The messenger from the North

Lo! There cross the wide plain marched a great host.

The King of the Dead, woken from slumber,

had risen from his Vast Cold Tomb in Parnell

and walked again amongst the living.

Summon’d he a great army of zombie hobbits.

Clad in BBQ apron and holding a beersie,

he tramped with dread intent on the Gates

of the Smug Hermit Queendom of Xanadu.

And he spoke to the zombie hobbits;

and proclaimeth tinctures and cloves of garlic

would hold the pestilence at bay.

Lo, said the King, throw the Gates open.

Lo, offer zombie hobbits potions outside the taverns.

Lo, throw the serfs a groat to drink the elixir.

Lo, for we shall eat and drink and be free

as the lambs gambolleth in the spring meadow.
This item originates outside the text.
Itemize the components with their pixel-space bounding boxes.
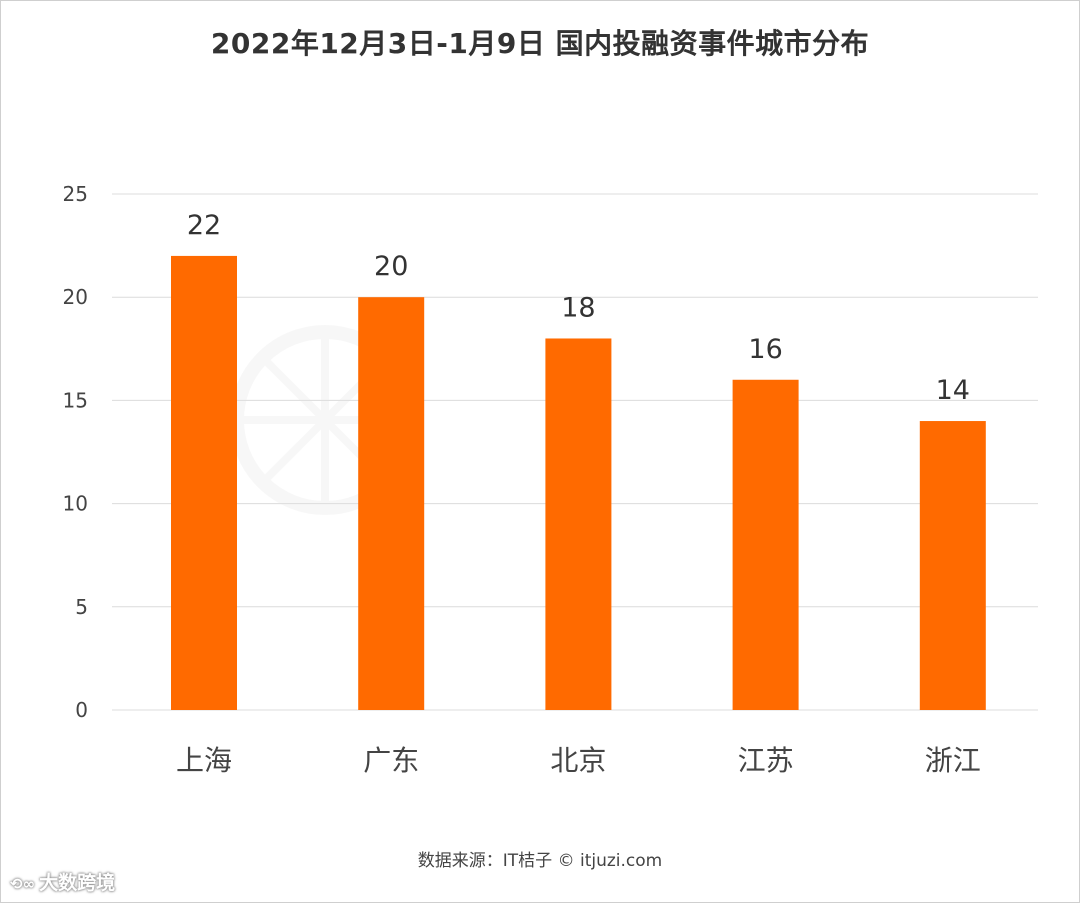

The merchants grow weary of thin takings:

now is the time to be bold and risk and sacrifice,

although the sacrifice may not be mine.

And the people looked one way and whither:

and said do we believe the Red Queen and her counsel

who fear not hunger with their generous weekly salaries;

or do we heed the King of the Dead and his counsel

of dude bros talking outeth their arses on talkback radio?

And the people were dismayed,

and they fell to squabbling amongst each other.

Thus was the Queendom divided,

and battle was joined and bloody vengeance obtain’d.

Victor Billot has previously been moved to write odes for such New Zealand luminaries as Willis and Rawnsley, Dr Siouxsie Wiles, Duncan Garner, and Garrick Tremain.